Oui à la réforme ! Non à la contre-réforme !

Après ses critiques récurrentes contre la formation des enseignants, le ministre passe à l’action avec une réforme qui prévoit le démantèlement des IUFM dans leur forme actuelle. Encore une fois, il s’agit de casser plutôt que d’améliorer.

Aujourd’hui l’École est au cœur des problèmes de la société. Les attentes la concernant n’ont jamais été aussi diverses : accès de tous à des savoirs sans cesse renouvelés, prise en compte de publics scolaires très hétérogènes, exigence de qualification pour tous, éducation à la vie en société... chaque enseignant en fait le constat : le métier évolue, se complexifie et son exercice quotidien se révèle plus difficile. La prise en compte de l’évolution du métier enseignant doit se traduire notamment par une réforme de la formation des maîtres.
Après des mois ponctués de rumeurs et de propos négatifs à l’égard des IUFM, Luc Ferry a présenté ses orientations concernant la réforme de la formation des maîtres au conseil des ministres du 9 avril. Une fois de plus, le ministre a esquivé les débats de fond avec les organisations syndicales, ne concevant la « concerta-tion » que comme un accompagnement technique des décisions prises.
Les mesures envisagées par Luc Ferry sont affligeantes. Elles procèdent d’une vision du métier d’enseignant se réduisant à la seule maîtrise disciplinaire et à l’application scrupuleuse des programmes. Pour mettre en œuvre cette conception rétrograde du métier d’enseignant, Luc Ferry propose plusieurs mesures :
-  centrer les contenus des concours et de la formation initiale sur les programmes scolaires ;
-  allonger les périodes de stages en 2e année d’IUFM ;
-  transférer une partie de la formation aux écoles et établissements ;
-  réduire la formation continue à l’actualisation des connaissances disciplinaires.

Économiser, mettre au pas

À l’approche de fortes tensions dans le domaine du recrutement, il faut comprendre la volonté d’allonger la durée des périodes de stages comme une mesure dictée uniquement par le souci d’économiser des moyens au détriment de la formation.
Sous prétexte de vouloir resserrer les liens entre les universités, les rectorats et les IUFM, ces derniers en ressortiront ligotés et baillonnés.
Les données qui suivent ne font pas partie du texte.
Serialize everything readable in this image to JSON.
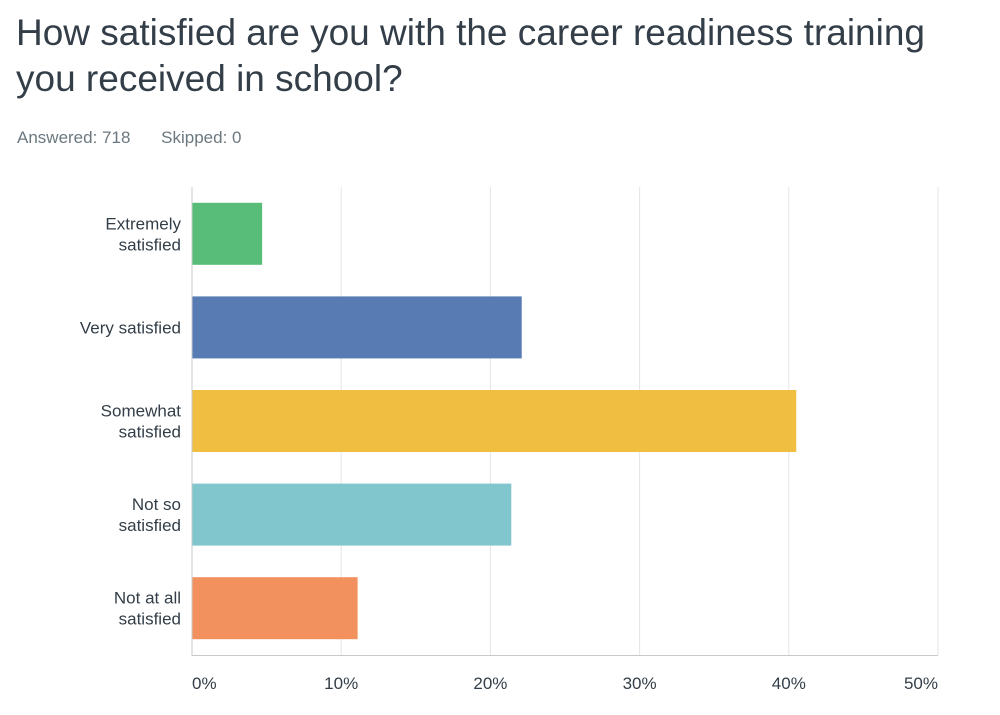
{
  "question": {
    "title": "How satisfied are you with the career readiness training you received in school?",
    "answered_label": "Answered: 718",
    "skipped_label": "Skipped: 0"
  },
  "chart_data": {
    "type": "bar",
    "orientation": "horizontal",
    "categories": [
      [
        "Extremely",
        "satisfied"
      ],
      [
        "Very satisfied"
      ],
      [
        "Somewhat",
        "satisfied"
      ],
      [
        "Not so",
        "satisfied"
      ],
      [
        "Not at all",
        "satisfied"
      ]
    ],
    "values": [
      4.7,
      22.1,
      40.5,
      21.4,
      11.1
    ],
    "colors": [
      "#57bd78",
      "#597bb3",
      "#f0bf42",
      "#80c6cc",
      "#f2915e"
    ],
    "xlim": [
      0,
      50
    ],
    "x_ticks": [
      0,
      10,
      20,
      30,
      40,
      50
    ],
    "x_tick_labels": [
      "0%",
      "10%",
      "20%",
      "30%",
      "40%",
      "50%"
    ],
    "grid": true
  }
}
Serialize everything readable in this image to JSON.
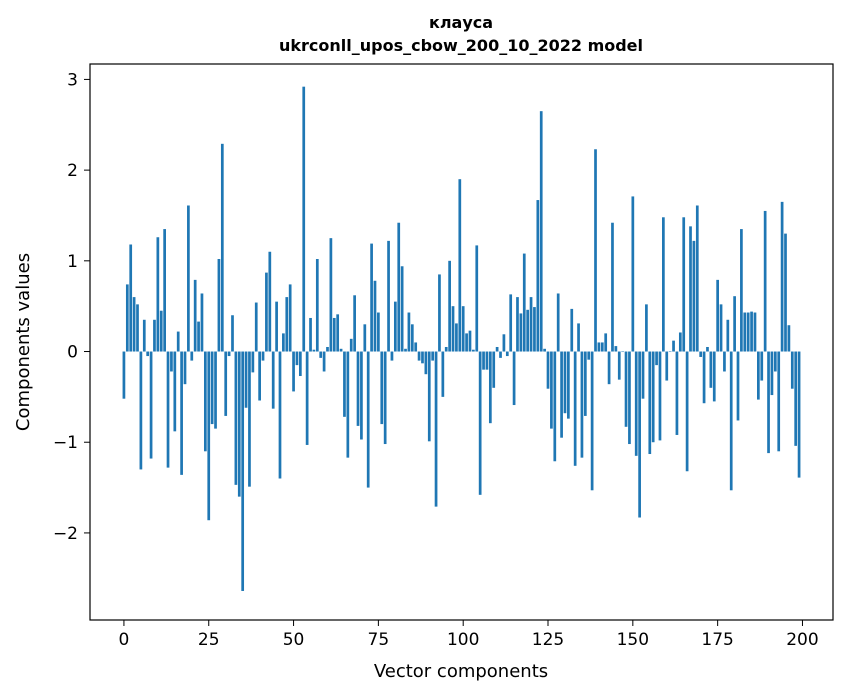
{
  "chart_data": {
    "type": "bar",
    "title": "клауса",
    "subtitle": "ukrconll_upos_cbow_200_10_2022 model",
    "xlabel": "Vector components",
    "ylabel": "Components values",
    "xlim": [
      -10,
      209
    ],
    "ylim": [
      -2.96,
      3.17
    ],
    "xticks": [
      0,
      25,
      50,
      75,
      100,
      125,
      150,
      175,
      200
    ],
    "xtick_labels": [
      "0",
      "25",
      "50",
      "75",
      "100",
      "125",
      "150",
      "175",
      "200"
    ],
    "yticks": [
      -2,
      -1,
      0,
      1,
      2,
      3
    ],
    "ytick_labels": [
      "−2",
      "−1",
      "0",
      "1",
      "2",
      "3"
    ],
    "bar_color": "#1f77b4",
    "grid": false,
    "values": [
      -0.52,
      0.74,
      1.18,
      0.6,
      0.52,
      -1.3,
      0.35,
      -0.05,
      -1.18,
      0.35,
      1.26,
      0.45,
      1.35,
      -1.28,
      -0.22,
      -0.88,
      0.22,
      -1.36,
      -0.36,
      1.61,
      -0.1,
      0.79,
      0.33,
      0.64,
      -1.1,
      -1.86,
      -0.8,
      -0.85,
      1.02,
      2.29,
      -0.71,
      -0.05,
      0.4,
      -1.47,
      -1.6,
      -2.64,
      -0.62,
      -1.49,
      -0.23,
      0.54,
      -0.54,
      -0.1,
      0.87,
      1.1,
      -0.63,
      0.55,
      -1.4,
      0.2,
      0.6,
      0.74,
      -0.44,
      -0.15,
      -0.27,
      2.92,
      -1.03,
      0.37,
      0.02,
      1.02,
      -0.07,
      -0.22,
      0.05,
      1.25,
      0.37,
      0.41,
      0.03,
      -0.72,
      -1.17,
      0.14,
      0.62,
      -0.82,
      -0.97,
      0.3,
      -1.5,
      1.19,
      0.78,
      0.43,
      -0.8,
      -1.02,
      1.22,
      -0.1,
      0.55,
      1.42,
      0.94,
      0.03,
      0.43,
      0.3,
      0.1,
      -0.1,
      -0.13,
      -0.25,
      -0.99,
      -0.1,
      -1.71,
      0.85,
      -0.5,
      0.05,
      1.0,
      0.5,
      0.31,
      1.9,
      0.5,
      0.2,
      0.23,
      0.02,
      1.17,
      -1.58,
      -0.2,
      -0.2,
      -0.79,
      -0.4,
      0.05,
      -0.07,
      0.19,
      -0.05,
      0.63,
      -0.59,
      0.6,
      0.42,
      1.08,
      0.46,
      0.6,
      0.49,
      1.67,
      2.65,
      0.03,
      -0.41,
      -0.85,
      -1.21,
      0.64,
      -0.95,
      -0.68,
      -0.74,
      0.47,
      -1.26,
      0.31,
      -1.17,
      -0.71,
      -0.09,
      -1.53,
      2.23,
      0.1,
      0.1,
      0.2,
      -0.36,
      1.42,
      0.06,
      -0.31,
      0.0,
      -0.83,
      -1.02,
      1.71,
      -1.15,
      -1.83,
      -0.52,
      0.52,
      -1.13,
      -1.0,
      -0.15,
      -0.98,
      1.48,
      -0.32,
      0.0,
      0.12,
      -0.92,
      0.21,
      1.48,
      -1.32,
      1.38,
      1.22,
      1.61,
      -0.06,
      -0.57,
      0.05,
      -0.4,
      -0.55,
      0.79,
      0.52,
      -0.22,
      0.35,
      -1.53,
      0.61,
      -0.76,
      1.35,
      0.43,
      0.43,
      0.44,
      0.43,
      -0.53,
      -0.32,
      1.55,
      -1.12,
      -0.48,
      -0.22,
      -1.1,
      1.65,
      1.3,
      0.29,
      -0.41,
      -1.04,
      -1.39
    ]
  }
}
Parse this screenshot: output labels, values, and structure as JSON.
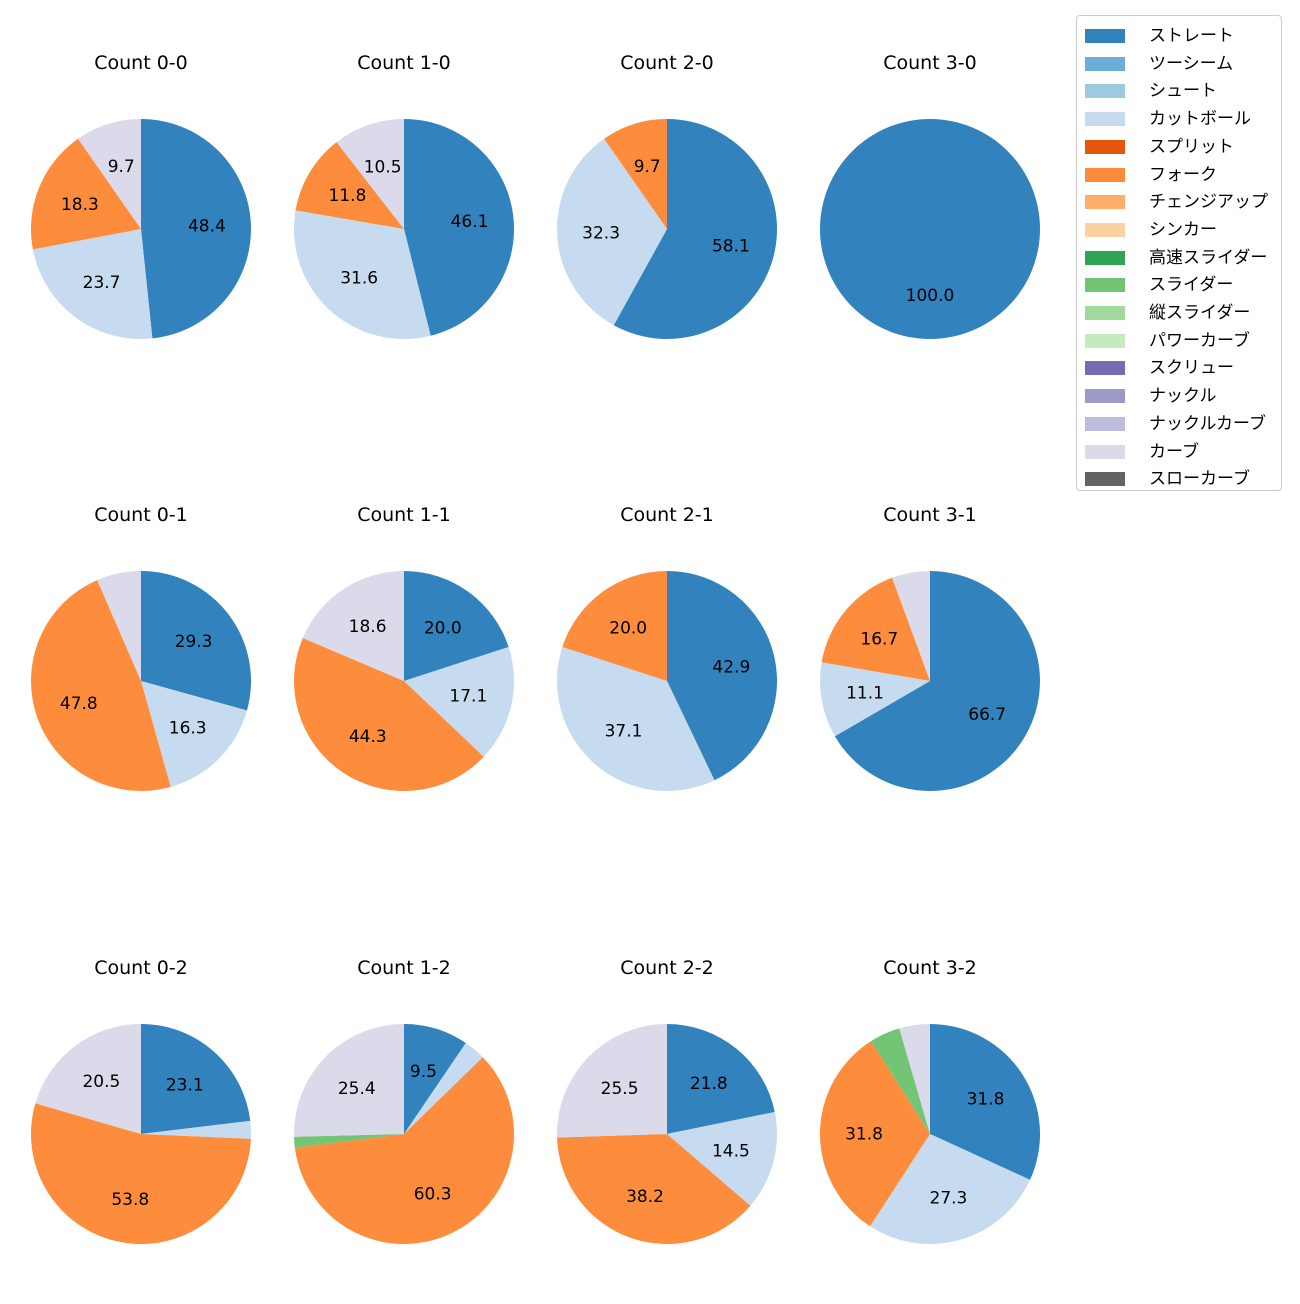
{
  "chart_data": {
    "type": "pie",
    "legend": {
      "placement": "top-right",
      "entries": [
        {
          "name": "ストレート",
          "color": "#3182bd"
        },
        {
          "name": "ツーシーム",
          "color": "#6baed6"
        },
        {
          "name": "シュート",
          "color": "#9ecae1"
        },
        {
          "name": "カットボール",
          "color": "#c6dbef"
        },
        {
          "name": "スプリット",
          "color": "#e6550d"
        },
        {
          "name": "フォーク",
          "color": "#fd8d3c"
        },
        {
          "name": "チェンジアップ",
          "color": "#fdae6b"
        },
        {
          "name": "シンカー",
          "color": "#fdd0a2"
        },
        {
          "name": "高速スライダー",
          "color": "#31a354"
        },
        {
          "name": "スライダー",
          "color": "#74c476"
        },
        {
          "name": "縦スライダー",
          "color": "#a1d99b"
        },
        {
          "name": "パワーカーブ",
          "color": "#c7e9c0"
        },
        {
          "name": "スクリュー",
          "color": "#756bb1"
        },
        {
          "name": "ナックル",
          "color": "#9e9ac8"
        },
        {
          "name": "ナックルカーブ",
          "color": "#bcbddc"
        },
        {
          "name": "カーブ",
          "color": "#dadaeb"
        },
        {
          "name": "スローカーブ",
          "color": "#636363"
        }
      ]
    },
    "pies": [
      {
        "title": "Count 0-0",
        "slices": [
          {
            "pitch": "ストレート",
            "value": 48.4,
            "label": "48.4"
          },
          {
            "pitch": "カットボール",
            "value": 23.7,
            "label": "23.7"
          },
          {
            "pitch": "フォーク",
            "value": 18.3,
            "label": "18.3"
          },
          {
            "pitch": "カーブ",
            "value": 9.7,
            "label": "9.7"
          }
        ]
      },
      {
        "title": "Count 1-0",
        "slices": [
          {
            "pitch": "ストレート",
            "value": 46.1,
            "label": "46.1"
          },
          {
            "pitch": "カットボール",
            "value": 31.6,
            "label": "31.6"
          },
          {
            "pitch": "フォーク",
            "value": 11.8,
            "label": "11.8"
          },
          {
            "pitch": "カーブ",
            "value": 10.5,
            "label": "10.5"
          }
        ]
      },
      {
        "title": "Count 2-0",
        "slices": [
          {
            "pitch": "ストレート",
            "value": 58.1,
            "label": "58.1"
          },
          {
            "pitch": "カットボール",
            "value": 32.3,
            "label": "32.3"
          },
          {
            "pitch": "フォーク",
            "value": 9.7,
            "label": "9.7"
          }
        ]
      },
      {
        "title": "Count 3-0",
        "slices": [
          {
            "pitch": "ストレート",
            "value": 100.0,
            "label": "100.0"
          }
        ]
      },
      {
        "title": "Count 0-1",
        "slices": [
          {
            "pitch": "ストレート",
            "value": 29.3,
            "label": "29.3"
          },
          {
            "pitch": "カットボール",
            "value": 16.3,
            "label": "16.3"
          },
          {
            "pitch": "フォーク",
            "value": 47.8,
            "label": "47.8"
          },
          {
            "pitch": "カーブ",
            "value": 6.5,
            "label": ""
          }
        ]
      },
      {
        "title": "Count 1-1",
        "slices": [
          {
            "pitch": "ストレート",
            "value": 20.0,
            "label": "20.0"
          },
          {
            "pitch": "カットボール",
            "value": 17.1,
            "label": "17.1"
          },
          {
            "pitch": "フォーク",
            "value": 44.3,
            "label": "44.3"
          },
          {
            "pitch": "カーブ",
            "value": 18.6,
            "label": "18.6"
          }
        ]
      },
      {
        "title": "Count 2-1",
        "slices": [
          {
            "pitch": "ストレート",
            "value": 42.9,
            "label": "42.9"
          },
          {
            "pitch": "カットボール",
            "value": 37.1,
            "label": "37.1"
          },
          {
            "pitch": "フォーク",
            "value": 20.0,
            "label": "20.0"
          }
        ]
      },
      {
        "title": "Count 3-1",
        "slices": [
          {
            "pitch": "ストレート",
            "value": 66.7,
            "label": "66.7"
          },
          {
            "pitch": "カットボール",
            "value": 11.1,
            "label": "11.1"
          },
          {
            "pitch": "フォーク",
            "value": 16.7,
            "label": "16.7"
          },
          {
            "pitch": "カーブ",
            "value": 5.6,
            "label": ""
          }
        ]
      },
      {
        "title": "Count 0-2",
        "slices": [
          {
            "pitch": "ストレート",
            "value": 23.1,
            "label": "23.1"
          },
          {
            "pitch": "カットボール",
            "value": 2.6,
            "label": ""
          },
          {
            "pitch": "フォーク",
            "value": 53.8,
            "label": "53.8"
          },
          {
            "pitch": "カーブ",
            "value": 20.5,
            "label": "20.5"
          }
        ]
      },
      {
        "title": "Count 1-2",
        "slices": [
          {
            "pitch": "ストレート",
            "value": 9.5,
            "label": "9.5"
          },
          {
            "pitch": "カットボール",
            "value": 3.2,
            "label": ""
          },
          {
            "pitch": "フォーク",
            "value": 60.3,
            "label": "60.3"
          },
          {
            "pitch": "スライダー",
            "value": 1.6,
            "label": ""
          },
          {
            "pitch": "カーブ",
            "value": 25.4,
            "label": "25.4"
          }
        ]
      },
      {
        "title": "Count 2-2",
        "slices": [
          {
            "pitch": "ストレート",
            "value": 21.8,
            "label": "21.8"
          },
          {
            "pitch": "カットボール",
            "value": 14.5,
            "label": "14.5"
          },
          {
            "pitch": "フォーク",
            "value": 38.2,
            "label": "38.2"
          },
          {
            "pitch": "カーブ",
            "value": 25.5,
            "label": "25.5"
          }
        ]
      },
      {
        "title": "Count 3-2",
        "slices": [
          {
            "pitch": "ストレート",
            "value": 31.8,
            "label": "31.8"
          },
          {
            "pitch": "カットボール",
            "value": 27.3,
            "label": "27.3"
          },
          {
            "pitch": "フォーク",
            "value": 31.8,
            "label": "31.8"
          },
          {
            "pitch": "スライダー",
            "value": 4.5,
            "label": ""
          },
          {
            "pitch": "カーブ",
            "value": 4.5,
            "label": ""
          }
        ]
      }
    ]
  }
}
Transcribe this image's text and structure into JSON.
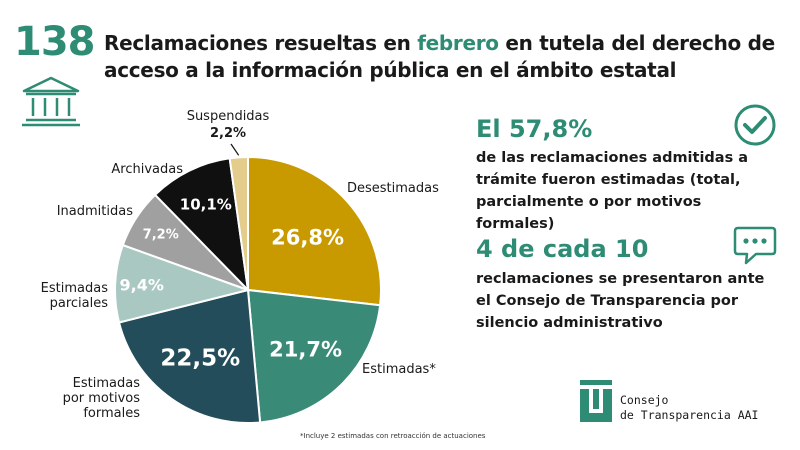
{
  "header": {
    "number": "138",
    "title_part1": "Reclamaciones resueltas en ",
    "title_accent": "febrero",
    "title_part2": " en tutela del derecho de acceso a la información pública en el ámbito estatal"
  },
  "stats": [
    {
      "big": "El 57,8%",
      "text": "de las reclamaciones admitidas a trámite fueron estimadas (total, parcialmente o por motivos formales)"
    },
    {
      "big": "4 de cada 10",
      "text": "reclamaciones se presentaron ante el Consejo de Transparencia por silencio administrativo"
    }
  ],
  "icons": {
    "building": "institution-building-icon",
    "check": "check-circle-icon",
    "chat": "speech-bubble-icon"
  },
  "logo": {
    "line1": "Consejo",
    "line2": "de Transparencia AAI"
  },
  "footnote": "*Incluye 2 estimadas con retroacción de actuaciones",
  "colors": {
    "accent": "#2e8c74"
  },
  "chart_data": {
    "type": "pie",
    "start": "12 o'clock, clockwise",
    "slices": [
      {
        "label": [
          "Desestimadas"
        ],
        "value": 26.8,
        "display": "26,8%",
        "color": "#c89a00",
        "text_color": "#ffffff"
      },
      {
        "label": [
          "Estimadas*"
        ],
        "value": 21.7,
        "display": "21,7%",
        "color": "#3a8a78",
        "text_color": "#ffffff"
      },
      {
        "label": [
          "Estimadas",
          "por motivos",
          "formales"
        ],
        "value": 22.5,
        "display": "22,5%",
        "color": "#234d5a",
        "text_color": "#ffffff"
      },
      {
        "label": [
          "Estimadas",
          "parciales"
        ],
        "value": 9.4,
        "display": "9,4%",
        "color": "#a9c8c2",
        "text_color": "#ffffff"
      },
      {
        "label": [
          "Inadmitidas"
        ],
        "value": 7.2,
        "display": "7,2%",
        "color": "#a0a0a0",
        "text_color": "#ffffff"
      },
      {
        "label": [
          "Archivadas"
        ],
        "value": 10.1,
        "display": "10,1%",
        "color": "#101010",
        "text_color": "#ffffff"
      },
      {
        "label": [
          "Suspendidas"
        ],
        "value": 2.2,
        "display": "2,2%",
        "color": "#e3cc8c",
        "text_color": "#1a1a1a"
      }
    ]
  }
}
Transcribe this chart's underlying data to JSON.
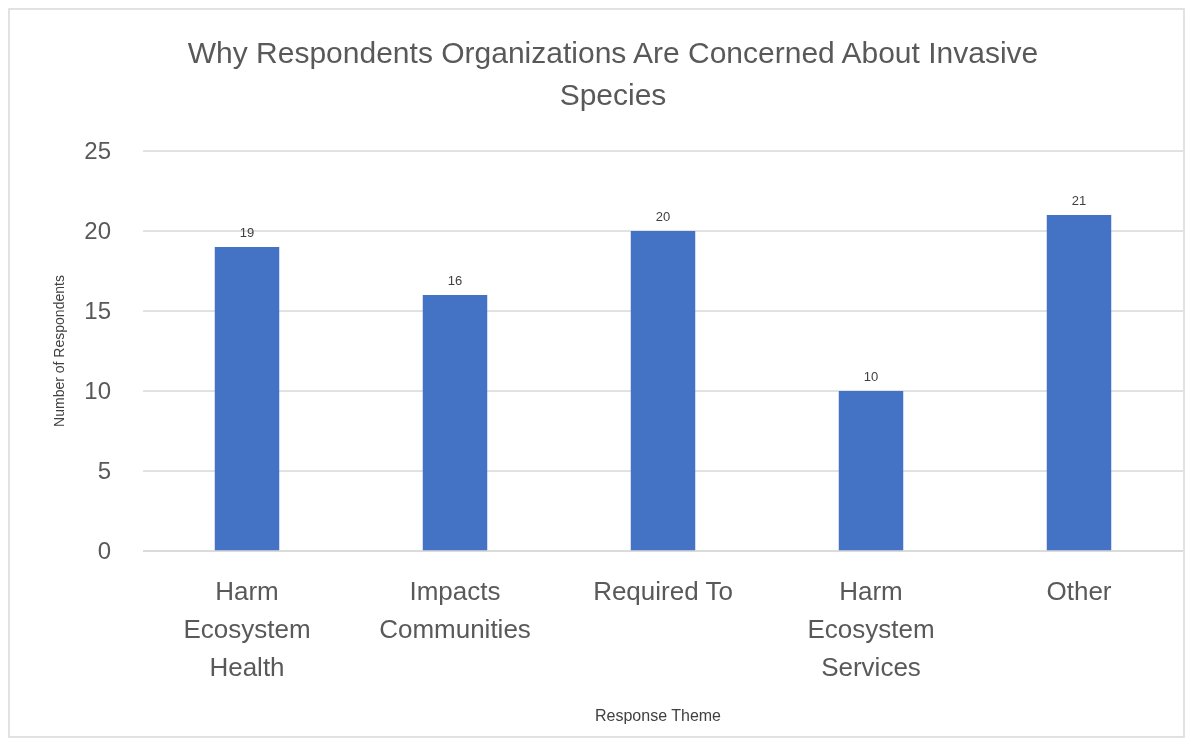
{
  "chart_data": {
    "type": "bar",
    "title": "Why Respondents Organizations Are Concerned About Invasive Species",
    "xlabel": "Response Theme",
    "ylabel": "Number of Respondents",
    "categories": [
      "Harm Ecosystem Health",
      "Impacts Communities",
      "Required To",
      "Harm Ecosystem Services",
      "Other"
    ],
    "values": [
      19,
      16,
      20,
      10,
      21
    ],
    "color": "#4472c4",
    "ylim": [
      0,
      25
    ],
    "yticks": [
      0,
      5,
      10,
      15,
      20,
      25
    ],
    "grid": "y",
    "data_labels": true
  }
}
La création des IUFM, il y a 12 ans, avait suscité de fortes oppositions qui n’ont jamais désarmé.
C’est une conception réactionnaire de l’école et du métier d’enseignant qui est en filigrane . Dans les projets ministériels, il n’est fait aucune référence explicite ni aux valeurs fondatrices de l’École, ni à une conception du métier d’enseignant prenant en compte les évolutions actuelles. C’est bien la loi d’orientation de 1989 qui constitue le « cœur de cible » des projets de Luc Ferry.
Les IUFM ont pour ambition de former dans un même lieu les futurs enseignants des écoles, des collèges, des lycées et lycées professionnels, les futurs personnels d’éducation. Ce lieu unique est un établissement universitaire articulant formation théorique et pratique. En perspective se dessinait un projet d’évolution du métier d’enseignant centré sur son unité, tout en prenant en compte les spécificités d’exercice.
Certes, les IUFM n’ont pas encore atteint ces objectifs et sont l’objet de critiques qui ont déjà été prises en compte dans bon nombre de projets d’établissements. Mais ce constat conduit le Sgen-CFDT à exiger une véritable formation d’adultes professionnelle, en alternance et universitaire. C’est d’une réforme de la formation et non d’une contre réforme que l’École a besoin.